PLSA IC: Cost of complying with TCFD ‘significant’ – USS

The cost of complying with Task Force on Climate-related Financial Disclosures (TCFD) is “significant”, according to Universities Superannuation Scheme (USS) Investment Management head of responsible investment, David Russell.

Speaking on a panel on the management of investment reporting for TCFD at the PLSA Investment Conference 2022 in Edinburgh today, 25 May, Russell expressed his concern with the cost of compliance.

“Where I have a concern is that the cost of compliance with the regulation is significant because you want to comply with the regulation," he said.

"We don’t really know what The Pensions Regulator (TPR) is going to do with the reports when they start falling on its desk over the next few months and how it is going to assess whether we are complying with the regulations or not.”

Russell hopes that TPR and the Department for Work and Pensions will learn from the experience of the larger schemes going through the regulations first, then for the next tier down the regulators come up with something that is “a bit less burdensome for smaller schemes” and make an amendment to the regulations.

“Expecting smaller schemes to have to comply with what we have had to go through is, I think, beyond most, or is not worth the value they’d have to sink in to do it for the benefit they will get out. Hopefully, there will be a lot of learning from the regulators from this first tranche, so that it can be made easier.”

Schemes with more than £1bn of assets will become subject to the new reporting requirements from 1 October 2022, following on from the introduction of the same requirements for schemes with £5bn or more in assets in October 2021.

Under the new requirements, trustees must have a system of climate governance in place by 1 October, whilst managers will be required to start identifying and collecting the right metrics ahead of the scheme end on 31 March 2023 and before the full report is submitted on 31 October 2023.

Concerns have also been raised, however, on the quality of the data available.
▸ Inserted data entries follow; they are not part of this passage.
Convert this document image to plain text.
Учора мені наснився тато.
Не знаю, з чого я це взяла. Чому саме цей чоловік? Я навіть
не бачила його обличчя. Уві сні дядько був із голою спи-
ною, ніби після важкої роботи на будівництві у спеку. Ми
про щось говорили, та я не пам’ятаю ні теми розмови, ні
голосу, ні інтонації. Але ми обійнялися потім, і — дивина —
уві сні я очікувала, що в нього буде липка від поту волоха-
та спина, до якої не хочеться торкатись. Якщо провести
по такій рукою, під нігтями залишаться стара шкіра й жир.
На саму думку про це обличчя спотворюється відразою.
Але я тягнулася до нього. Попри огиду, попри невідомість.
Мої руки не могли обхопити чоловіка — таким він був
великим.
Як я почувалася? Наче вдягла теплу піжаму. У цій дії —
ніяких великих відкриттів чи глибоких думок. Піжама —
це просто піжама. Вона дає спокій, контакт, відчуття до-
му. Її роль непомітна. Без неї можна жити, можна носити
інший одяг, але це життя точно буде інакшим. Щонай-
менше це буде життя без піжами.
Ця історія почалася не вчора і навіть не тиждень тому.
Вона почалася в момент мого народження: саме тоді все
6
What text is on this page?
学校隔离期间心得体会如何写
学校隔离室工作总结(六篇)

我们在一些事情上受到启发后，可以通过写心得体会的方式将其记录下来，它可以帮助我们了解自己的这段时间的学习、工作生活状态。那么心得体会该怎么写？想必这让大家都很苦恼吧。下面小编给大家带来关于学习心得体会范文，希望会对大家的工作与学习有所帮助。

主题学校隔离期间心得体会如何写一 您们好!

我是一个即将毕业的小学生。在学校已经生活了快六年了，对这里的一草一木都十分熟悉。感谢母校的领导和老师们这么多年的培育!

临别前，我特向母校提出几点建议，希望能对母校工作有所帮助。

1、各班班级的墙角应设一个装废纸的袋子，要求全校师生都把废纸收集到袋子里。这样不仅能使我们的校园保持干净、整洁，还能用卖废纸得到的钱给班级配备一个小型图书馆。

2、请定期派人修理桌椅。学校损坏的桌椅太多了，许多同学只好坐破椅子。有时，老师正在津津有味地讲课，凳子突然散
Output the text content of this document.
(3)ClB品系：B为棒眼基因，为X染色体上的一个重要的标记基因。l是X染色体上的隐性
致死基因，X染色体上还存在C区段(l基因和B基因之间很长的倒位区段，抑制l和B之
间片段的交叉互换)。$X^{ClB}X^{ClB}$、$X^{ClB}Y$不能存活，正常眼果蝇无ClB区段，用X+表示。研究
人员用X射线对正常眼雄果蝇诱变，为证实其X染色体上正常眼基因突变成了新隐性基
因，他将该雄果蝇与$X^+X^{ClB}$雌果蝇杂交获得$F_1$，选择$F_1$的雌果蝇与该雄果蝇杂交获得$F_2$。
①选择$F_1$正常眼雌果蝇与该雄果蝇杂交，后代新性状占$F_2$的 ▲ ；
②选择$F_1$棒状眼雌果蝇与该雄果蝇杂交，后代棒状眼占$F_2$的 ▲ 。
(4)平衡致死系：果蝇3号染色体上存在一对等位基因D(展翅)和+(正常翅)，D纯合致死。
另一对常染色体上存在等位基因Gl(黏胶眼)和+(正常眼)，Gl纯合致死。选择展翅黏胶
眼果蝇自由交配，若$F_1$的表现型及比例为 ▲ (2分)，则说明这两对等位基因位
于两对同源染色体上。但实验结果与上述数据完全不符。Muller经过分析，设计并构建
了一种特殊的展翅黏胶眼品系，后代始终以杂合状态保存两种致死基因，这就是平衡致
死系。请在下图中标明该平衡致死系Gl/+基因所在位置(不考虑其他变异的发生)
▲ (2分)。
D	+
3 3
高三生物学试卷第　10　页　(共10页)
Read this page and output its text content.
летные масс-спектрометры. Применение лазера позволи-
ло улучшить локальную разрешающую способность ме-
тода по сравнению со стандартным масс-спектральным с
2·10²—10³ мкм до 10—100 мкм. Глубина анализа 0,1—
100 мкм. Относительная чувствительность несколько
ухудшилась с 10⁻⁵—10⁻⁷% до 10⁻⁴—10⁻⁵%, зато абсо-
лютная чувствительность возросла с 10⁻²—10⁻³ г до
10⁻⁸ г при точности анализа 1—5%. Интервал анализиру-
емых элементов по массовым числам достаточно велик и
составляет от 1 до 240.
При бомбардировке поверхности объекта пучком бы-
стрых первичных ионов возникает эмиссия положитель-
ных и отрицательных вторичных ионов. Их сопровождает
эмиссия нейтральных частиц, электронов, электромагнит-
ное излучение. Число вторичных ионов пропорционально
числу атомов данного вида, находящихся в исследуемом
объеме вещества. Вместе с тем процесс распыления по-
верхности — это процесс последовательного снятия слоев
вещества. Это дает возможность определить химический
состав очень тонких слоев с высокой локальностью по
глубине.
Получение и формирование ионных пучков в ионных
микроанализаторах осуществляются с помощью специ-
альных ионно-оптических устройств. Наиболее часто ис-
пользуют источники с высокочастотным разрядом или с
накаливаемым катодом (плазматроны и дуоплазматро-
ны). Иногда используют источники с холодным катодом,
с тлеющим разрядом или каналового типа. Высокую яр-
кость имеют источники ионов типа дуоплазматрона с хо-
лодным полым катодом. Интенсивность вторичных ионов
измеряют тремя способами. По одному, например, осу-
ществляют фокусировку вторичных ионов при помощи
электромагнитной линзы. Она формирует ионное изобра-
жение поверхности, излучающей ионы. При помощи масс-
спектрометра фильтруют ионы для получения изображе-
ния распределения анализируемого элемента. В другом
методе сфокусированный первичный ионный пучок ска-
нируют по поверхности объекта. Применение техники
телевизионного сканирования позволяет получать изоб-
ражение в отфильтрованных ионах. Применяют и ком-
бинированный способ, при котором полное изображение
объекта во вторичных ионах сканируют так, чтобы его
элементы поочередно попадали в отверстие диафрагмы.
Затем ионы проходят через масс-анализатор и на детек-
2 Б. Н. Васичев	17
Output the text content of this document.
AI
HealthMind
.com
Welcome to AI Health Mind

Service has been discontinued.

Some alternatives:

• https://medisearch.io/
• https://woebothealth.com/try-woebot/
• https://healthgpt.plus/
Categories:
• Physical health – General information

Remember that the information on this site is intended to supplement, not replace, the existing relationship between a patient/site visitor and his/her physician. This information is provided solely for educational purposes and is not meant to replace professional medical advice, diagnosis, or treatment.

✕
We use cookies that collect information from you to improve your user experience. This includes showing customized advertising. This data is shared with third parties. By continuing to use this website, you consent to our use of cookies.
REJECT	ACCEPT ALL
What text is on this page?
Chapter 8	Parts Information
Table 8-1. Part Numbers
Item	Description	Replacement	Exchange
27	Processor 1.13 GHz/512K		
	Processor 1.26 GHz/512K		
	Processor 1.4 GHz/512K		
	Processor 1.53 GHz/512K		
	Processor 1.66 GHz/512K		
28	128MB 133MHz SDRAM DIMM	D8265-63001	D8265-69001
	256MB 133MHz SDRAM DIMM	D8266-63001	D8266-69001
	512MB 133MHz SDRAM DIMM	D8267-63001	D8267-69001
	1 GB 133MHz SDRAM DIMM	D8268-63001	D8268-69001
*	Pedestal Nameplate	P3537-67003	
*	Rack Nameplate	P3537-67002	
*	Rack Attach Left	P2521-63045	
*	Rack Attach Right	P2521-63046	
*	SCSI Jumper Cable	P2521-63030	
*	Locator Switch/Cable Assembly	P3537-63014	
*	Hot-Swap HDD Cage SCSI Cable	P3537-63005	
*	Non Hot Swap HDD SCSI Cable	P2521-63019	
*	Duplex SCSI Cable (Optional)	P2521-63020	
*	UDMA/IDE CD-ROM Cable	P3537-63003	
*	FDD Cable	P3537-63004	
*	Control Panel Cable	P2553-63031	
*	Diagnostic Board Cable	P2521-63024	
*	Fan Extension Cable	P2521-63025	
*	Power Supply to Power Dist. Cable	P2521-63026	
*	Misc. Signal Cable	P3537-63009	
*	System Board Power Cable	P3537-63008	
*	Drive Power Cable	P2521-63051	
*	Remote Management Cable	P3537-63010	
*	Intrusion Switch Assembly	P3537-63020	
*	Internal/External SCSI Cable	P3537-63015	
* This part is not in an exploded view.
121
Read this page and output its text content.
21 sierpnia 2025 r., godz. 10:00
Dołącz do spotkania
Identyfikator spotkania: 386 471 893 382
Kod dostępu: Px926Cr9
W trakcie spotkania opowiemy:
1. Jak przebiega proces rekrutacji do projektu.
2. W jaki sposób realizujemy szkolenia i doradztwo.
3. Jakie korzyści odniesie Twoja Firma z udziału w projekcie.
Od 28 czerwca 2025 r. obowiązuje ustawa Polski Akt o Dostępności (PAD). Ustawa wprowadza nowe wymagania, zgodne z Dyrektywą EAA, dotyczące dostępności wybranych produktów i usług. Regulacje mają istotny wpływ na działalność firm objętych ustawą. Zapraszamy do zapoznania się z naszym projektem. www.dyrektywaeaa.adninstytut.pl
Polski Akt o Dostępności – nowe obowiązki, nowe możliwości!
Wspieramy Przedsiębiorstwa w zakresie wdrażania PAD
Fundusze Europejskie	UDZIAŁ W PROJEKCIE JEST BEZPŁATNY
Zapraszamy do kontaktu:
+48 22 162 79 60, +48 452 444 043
Redington head of stewardship and sustainable investment strategy, Paul Lee, who also spoke during the session, said the data in relation to TCFD is “terrible”.

He noted that the regulations in relation to TCFD have landed on the shoulders first of the investment industry before they have landed on the shoulders of the corporate world.

“Therefore, the quality of information, the data that you can get out of your investments is really poor and patchy," he continued.

"That just means that there are holes in what comes through the system, you have to interpolate to fill those holes and that drives all sorts of challenges in and of itself. Using averages for an industry or averages for a private equity portfolio, which is what you have to do if you’re filling those holes; you are not rewarding the best out there and you’re not penalising the worst, you are just assuming everybody is average and that is going to be wrong.”

He reaffirmed that there are “huge holes in the data” but the industry hopes that that will change over time.